Ignorance
Mark Coleman
He keeps folding the bill until it’s virtually non-existent. Stares hard at the bit that should carry some meaning. It’s simply not there. It’s gone into hiding. Flips the light switch a few times. Nothing happens that hasn’t happened a million times before. Puts the pan on the stove. Drizzles in a bit of grease. Knowing that it’ll stick, either way. Washes it out, and resumes the search for a bottle that’s not there.
Looking in places that a bottle would never be. Overturns the flowerpot, and nervously sifts the dirt with a malformed toe. (Rocking back and forth with his head in his trembling hands. Inwardly sobbing with unbearable desperation and dejection.) Drinks every open bottle and forgotten glass, in the hopes that something is secreted away in them. Takes apart the computer on the off chance that a shooter is wrapped up in one of its many wires.
The shakes take over his body again, and he doubles over. On the point of weeping, he wraps himself in a blanket. Trying to concentrate on the carpet he’s standing on, he bites his lip so hard that he draws blood. Shoves his hands into his pockets, and tries to force her image from his mind. It remains there, unclear but definite like everything he’s ever dreamt.
Wisps of her and the things she said adding gravity to the sweat running into his eyes. (The taste of her lips. How it felt to be inside of her. The flaxen hair brushing him into the awareness that everything was, and would remain, alright and harmonious.)

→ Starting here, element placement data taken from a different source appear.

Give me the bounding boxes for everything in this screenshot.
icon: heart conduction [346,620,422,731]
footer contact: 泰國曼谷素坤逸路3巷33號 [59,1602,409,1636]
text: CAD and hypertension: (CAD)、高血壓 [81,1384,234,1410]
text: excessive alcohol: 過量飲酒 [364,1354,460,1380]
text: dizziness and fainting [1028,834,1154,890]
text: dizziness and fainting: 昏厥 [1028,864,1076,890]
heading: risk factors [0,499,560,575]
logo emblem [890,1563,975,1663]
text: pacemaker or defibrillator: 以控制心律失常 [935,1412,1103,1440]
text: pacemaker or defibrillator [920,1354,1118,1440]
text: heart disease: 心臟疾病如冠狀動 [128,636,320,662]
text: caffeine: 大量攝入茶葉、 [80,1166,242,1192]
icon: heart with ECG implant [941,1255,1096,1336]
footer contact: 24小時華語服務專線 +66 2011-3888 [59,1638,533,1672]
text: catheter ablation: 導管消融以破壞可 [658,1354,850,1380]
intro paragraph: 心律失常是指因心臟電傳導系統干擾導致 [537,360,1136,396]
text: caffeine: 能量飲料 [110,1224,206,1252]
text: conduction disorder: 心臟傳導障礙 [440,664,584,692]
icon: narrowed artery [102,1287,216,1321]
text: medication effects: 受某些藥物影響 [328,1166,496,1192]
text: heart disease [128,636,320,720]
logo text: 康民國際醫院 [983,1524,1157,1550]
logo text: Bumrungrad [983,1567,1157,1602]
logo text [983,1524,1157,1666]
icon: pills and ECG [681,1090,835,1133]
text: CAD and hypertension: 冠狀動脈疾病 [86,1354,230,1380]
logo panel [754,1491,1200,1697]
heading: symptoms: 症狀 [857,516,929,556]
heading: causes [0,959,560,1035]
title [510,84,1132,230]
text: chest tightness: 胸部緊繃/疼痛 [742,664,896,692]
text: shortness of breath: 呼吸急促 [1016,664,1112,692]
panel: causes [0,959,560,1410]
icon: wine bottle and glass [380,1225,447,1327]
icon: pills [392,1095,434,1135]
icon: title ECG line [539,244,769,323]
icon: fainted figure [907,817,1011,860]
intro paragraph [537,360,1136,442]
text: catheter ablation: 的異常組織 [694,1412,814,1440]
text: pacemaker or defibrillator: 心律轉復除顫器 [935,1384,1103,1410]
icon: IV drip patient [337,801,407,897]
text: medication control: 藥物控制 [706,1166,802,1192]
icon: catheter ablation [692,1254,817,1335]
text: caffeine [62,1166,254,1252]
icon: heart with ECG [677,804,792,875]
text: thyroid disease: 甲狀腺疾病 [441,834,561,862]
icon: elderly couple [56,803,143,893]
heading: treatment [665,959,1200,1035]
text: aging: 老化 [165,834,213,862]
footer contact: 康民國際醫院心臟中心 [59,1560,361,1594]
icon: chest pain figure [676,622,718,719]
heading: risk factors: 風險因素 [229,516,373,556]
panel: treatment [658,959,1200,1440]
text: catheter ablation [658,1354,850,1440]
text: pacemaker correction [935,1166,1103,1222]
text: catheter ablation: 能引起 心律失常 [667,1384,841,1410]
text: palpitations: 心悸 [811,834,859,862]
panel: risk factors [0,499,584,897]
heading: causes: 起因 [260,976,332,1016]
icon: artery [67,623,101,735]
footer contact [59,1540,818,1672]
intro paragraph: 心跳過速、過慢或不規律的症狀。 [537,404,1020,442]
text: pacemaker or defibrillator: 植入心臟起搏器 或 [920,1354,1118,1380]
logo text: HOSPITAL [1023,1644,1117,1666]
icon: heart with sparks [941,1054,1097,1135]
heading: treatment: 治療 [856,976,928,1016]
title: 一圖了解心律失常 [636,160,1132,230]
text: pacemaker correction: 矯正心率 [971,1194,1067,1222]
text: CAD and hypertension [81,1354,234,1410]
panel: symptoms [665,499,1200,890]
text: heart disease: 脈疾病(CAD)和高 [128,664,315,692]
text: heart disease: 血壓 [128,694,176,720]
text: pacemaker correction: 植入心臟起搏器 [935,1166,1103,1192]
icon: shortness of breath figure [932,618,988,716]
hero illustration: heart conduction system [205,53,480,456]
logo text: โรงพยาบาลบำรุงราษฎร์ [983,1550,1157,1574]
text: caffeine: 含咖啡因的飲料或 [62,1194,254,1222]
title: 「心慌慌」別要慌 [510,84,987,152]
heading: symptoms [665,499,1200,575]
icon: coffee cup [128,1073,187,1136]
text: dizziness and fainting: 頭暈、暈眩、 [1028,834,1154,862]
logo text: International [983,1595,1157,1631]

Repeatedly blinking. Head spinning. Vomit starts to fill his mouth. He doesn’t throw up in any kind of conventional sense. He just opens up over the sink, and a block of undigested food falls into the drain. His DT terrified mind causes it to sprout legs, and lunge at him. His legs buckle.
On the floor, unable to keep the refrigerator in focus, he hyperventilates. Every inch of his skin carries its own particular spasm and itch. He turns from side to side, wishing for nothing more than to remain undetected in his convex foxhole. Every strand of his hair seems to carry its own individual electrical current. Supercharged carving knives trying to negotiate the retreating tiles. It occurs to him that the only thing that is certain is that this will never end. (Stolen kisses that gave him life. The bounce it all brought to his step. The change in his demeanor. The lines erased. The pain negated. The pride of every moment spent in her embrace flowing into every other aspect of his life.)
His spine is being broken segment by segment by unseen forces. The very cones and rods of his eyes are exploding. The dust motes are begging recognition through impossibly high screams. His body no longer belongs to him. It belongs to a starving contortionist on the riverfront, who wants nothing more than to work up the courage to drown himself.
He has to find alternates to drinking bleach. If he attempts that, his misery will only be accelerated. The last thing he needs is a psychosomatic seizure. The triggers of the guns require too much extension. His fingers are neither long nor elastic enough to carry out that sort of wish fulfillment. (Holding her hand in his. Overflowing with feeling beyond the bounds of any knowable analysis. Her eyes and the quiet answers preciously encapsulated therein. Pregnant with understanding. Swollen with simpatico and something that love doesn’t even come close to describing.)
The thought of a bullet powder kegs him into visions of universal exit wounds. A hunk of bleeding Swiss cheese standing in for the thrifty, little, blue globe that stands on his desk. Even though he can’t see it, he knows that the inkwell is beginning to pustulate. He tries to slide over to it.
The fact that something of such importance is happening just beyond him momentarily makes him ignorant of the fact that the television is growing claws, that the toaster is ejaculating millions of sexed up serpents, that the radio is going to suck the marrow out of his bones. It won’t be long before he understands that he has lost. Checkmated by one and all.